Chapter ten of Ezra presents us with an interesting ethical problem.
Israel’s main problem throughout her history has not been idolatry or faithlessness. Israel’s problem has been her integration, assimilation, and syncretism with her non-Israelite neighbors. Remember, for example, that she wanted a king so she could be “like the nations” around her. In doing so, she rejected God as king. In her desire to be like and accepted by her pagan neighbors and friends, she left the ways of God for the ways and subsequent ethics of those friends.
This comes to prominence in a specific way in chapter nine when we discover that Israel has been inter-marrying with the non-Israelite people of the land. Deuteronomy 7:3 specifically forbade these unions. But now that they were made, what was to be done?
The solution is not specified in scripture, and though a solution is offered in Ezra 10, there is nothing there to suggest that this is God’s solution.
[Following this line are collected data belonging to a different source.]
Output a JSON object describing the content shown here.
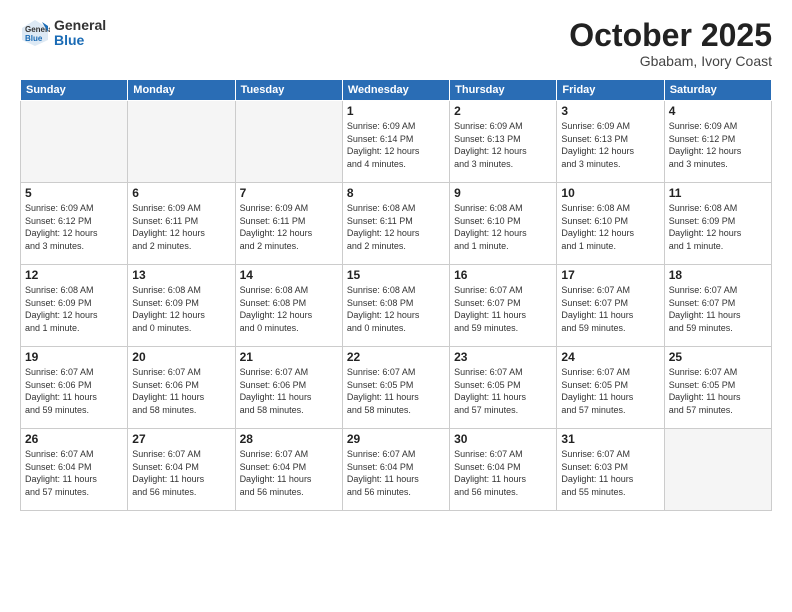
{
  "header": {
    "logo_general": "General",
    "logo_blue": "Blue",
    "month": "October 2025",
    "location": "Gbabam, Ivory Coast"
  },
  "weekdays": [
    "Sunday",
    "Monday",
    "Tuesday",
    "Wednesday",
    "Thursday",
    "Friday",
    "Saturday"
  ],
  "weeks": [
    [
      {
        "day": "",
        "info": ""
      },
      {
        "day": "",
        "info": ""
      },
      {
        "day": "",
        "info": ""
      },
      {
        "day": "1",
        "info": "Sunrise: 6:09 AM\nSunset: 6:14 PM\nDaylight: 12 hours\nand 4 minutes."
      },
      {
        "day": "2",
        "info": "Sunrise: 6:09 AM\nSunset: 6:13 PM\nDaylight: 12 hours\nand 3 minutes."
      },
      {
        "day": "3",
        "info": "Sunrise: 6:09 AM\nSunset: 6:13 PM\nDaylight: 12 hours\nand 3 minutes."
      },
      {
        "day": "4",
        "info": "Sunrise: 6:09 AM\nSunset: 6:12 PM\nDaylight: 12 hours\nand 3 minutes."
      }
    ],
    [
      {
        "day": "5",
        "info": "Sunrise: 6:09 AM\nSunset: 6:12 PM\nDaylight: 12 hours\nand 3 minutes."
      },
      {
        "day": "6",
        "info": "Sunrise: 6:09 AM\nSunset: 6:11 PM\nDaylight: 12 hours\nand 2 minutes."
      },
      {
        "day": "7",
        "info": "Sunrise: 6:09 AM\nSunset: 6:11 PM\nDaylight: 12 hours\nand 2 minutes."
      },
      {
        "day": "8",
        "info": "Sunrise: 6:08 AM\nSunset: 6:11 PM\nDaylight: 12 hours\nand 2 minutes."
      },
      {
        "day": "9",
        "info": "Sunrise: 6:08 AM\nSunset: 6:10 PM\nDaylight: 12 hours\nand 1 minute."
      },
      {
        "day": "10",
        "info": "Sunrise: 6:08 AM\nSunset: 6:10 PM\nDaylight: 12 hours\nand 1 minute."
      },
      {
        "day": "11",
        "info": "Sunrise: 6:08 AM\nSunset: 6:09 PM\nDaylight: 12 hours\nand 1 minute."
      }
    ],
    [
      {
        "day": "12",
        "info": "Sunrise: 6:08 AM\nSunset: 6:09 PM\nDaylight: 12 hours\nand 1 minute."
      },
      {
        "day": "13",
        "info": "Sunrise: 6:08 AM\nSunset: 6:09 PM\nDaylight: 12 hours\nand 0 minutes."
      },
      {
        "day": "14",
        "info": "Sunrise: 6:08 AM\nSunset: 6:08 PM\nDaylight: 12 hours\nand 0 minutes."
      },
      {
        "day": "15",
        "info": "Sunrise: 6:08 AM\nSunset: 6:08 PM\nDaylight: 12 hours\nand 0 minutes."
      },
      {
        "day": "16",
        "info": "Sunrise: 6:07 AM\nSunset: 6:07 PM\nDaylight: 11 hours\nand 59 minutes."
      },
      {
        "day": "17",
        "info": "Sunrise: 6:07 AM\nSunset: 6:07 PM\nDaylight: 11 hours\nand 59 minutes."
      },
      {
        "day": "18",
        "info": "Sunrise: 6:07 AM\nSunset: 6:07 PM\nDaylight: 11 hours\nand 59 minutes."
      }
    ],
    [
      {
        "day": "19",
        "info": "Sunrise: 6:07 AM\nSunset: 6:06 PM\nDaylight: 11 hours\nand 59 minutes."
      },
      {
        "day": "20",
        "info": "Sunrise: 6:07 AM\nSunset: 6:06 PM\nDaylight: 11 hours\nand 58 minutes."
      },
      {
        "day": "21",
        "info": "Sunrise: 6:07 AM\nSunset: 6:06 PM\nDaylight: 11 hours\nand 58 minutes."
      },
      {
        "day": "22",
        "info": "Sunrise: 6:07 AM\nSunset: 6:05 PM\nDaylight: 11 hours\nand 58 minutes."
      },
      {
        "day": "23",
        "info": "Sunrise: 6:07 AM\nSunset: 6:05 PM\nDaylight: 11 hours\nand 57 minutes."
      },
      {
        "day": "24",
        "info": "Sunrise: 6:07 AM\nSunset: 6:05 PM\nDaylight: 11 hours\nand 57 minutes."
      },
      {
        "day": "25",
        "info": "Sunrise: 6:07 AM\nSunset: 6:05 PM\nDaylight: 11 hours\nand 57 minutes."
      }
    ],
    [
      {
        "day": "26",
        "info": "Sunrise: 6:07 AM\nSunset: 6:04 PM\nDaylight: 11 hours\nand 57 minutes."
      },
      {
        "day": "27",
        "info": "Sunrise: 6:07 AM\nSunset: 6:04 PM\nDaylight: 11 hours\nand 56 minutes."
      },
      {
        "day": "28",
        "info": "Sunrise: 6:07 AM\nSunset: 6:04 PM\nDaylight: 11 hours\nand 56 minutes."
      },
      {
        "day": "29",
        "info": "Sunrise: 6:07 AM\nSunset: 6:04 PM\nDaylight: 11 hours\nand 56 minutes."
      },
      {
        "day": "30",
        "info": "Sunrise: 6:07 AM\nSunset: 6:04 PM\nDaylight: 11 hours\nand 56 minutes."
      },
      {
        "day": "31",
        "info": "Sunrise: 6:07 AM\nSunset: 6:03 PM\nDaylight: 11 hours\nand 55 minutes."
      },
      {
        "day": "",
        "info": ""
      }
    ]
  ]
}
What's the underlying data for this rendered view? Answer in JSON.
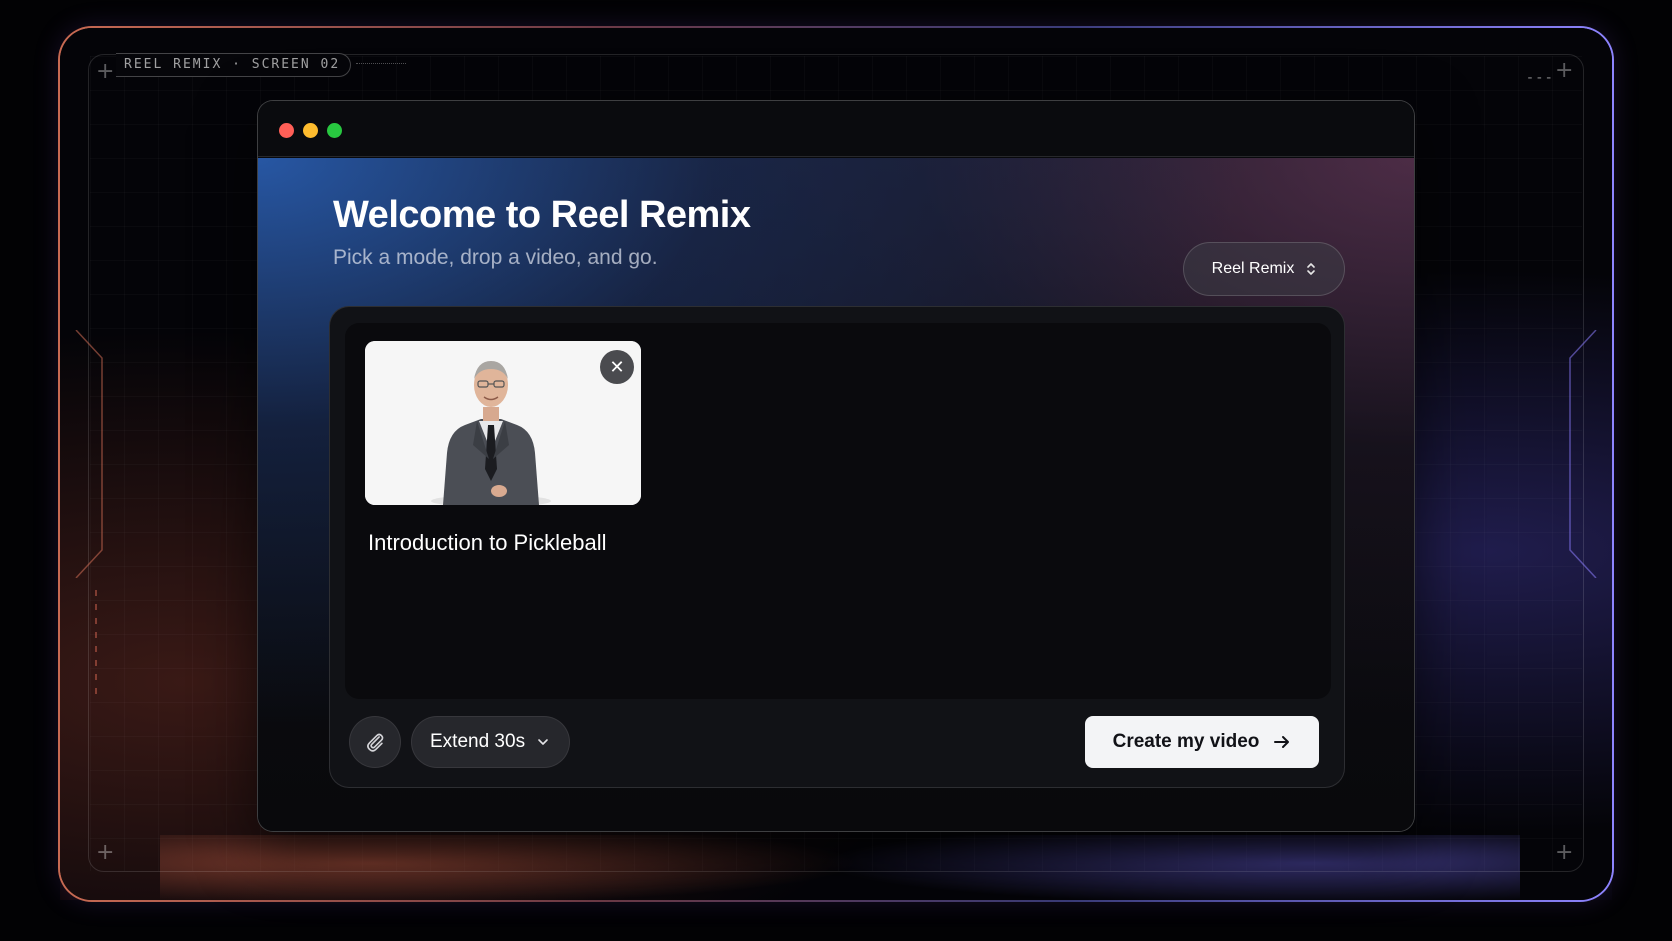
{
  "frame": {
    "label": "REEL REMIX · SCREEN 02",
    "corner_mark": "---"
  },
  "header": {
    "title": "Welcome to Reel Remix",
    "subtitle": "Pick a mode, drop a video, and go."
  },
  "app_selector": {
    "value": "Reel Remix",
    "icon": "updown-chevron-icon"
  },
  "upload": {
    "video_title": "Introduction to Pickleball",
    "thumbnail": "presenter-in-suit-thumbnail",
    "remove_icon": "close-icon",
    "remove_glyph": "✕"
  },
  "toolbar": {
    "attach_icon": "paperclip-icon",
    "mode_label": "Extend 30s",
    "mode_icon": "chevron-down-icon",
    "create_label": "Create my video",
    "create_icon": "arrow-right-icon"
  },
  "colors": {
    "accent_warm": "#c86a52",
    "accent_cool": "#8e84ff",
    "traffic_red": "#ff5f57",
    "traffic_yellow": "#febc2e",
    "traffic_green": "#28c840",
    "button_bg": "#f3f4f6"
  }
}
A temptation arises just here to approve of what was done, but the careful reader should note that God gives no such approval. In the whole enterprise, God is silent. So are we to use this text as an example for us today? If someone marries “out of the faith,” or someone has a spouse who makes it difficult to live in the faith, does this passage provide precedent to approve of divorce?
No. It only tells us what Ezra and the leaders did in trying to deal with a spiritually debilitating problem. The results were horrible. Homes broken up. Women and children shuffled into poverty. To keep the marriage however was to invite continual apostasy. What to do?
I think the real lesson here is this: When people decide to do what God has told them not to do, the consequences are always disastrous and there is no good way to fix the problem. You do the best you can, but no solution will be a good one. Better to stay on the right course in the first place.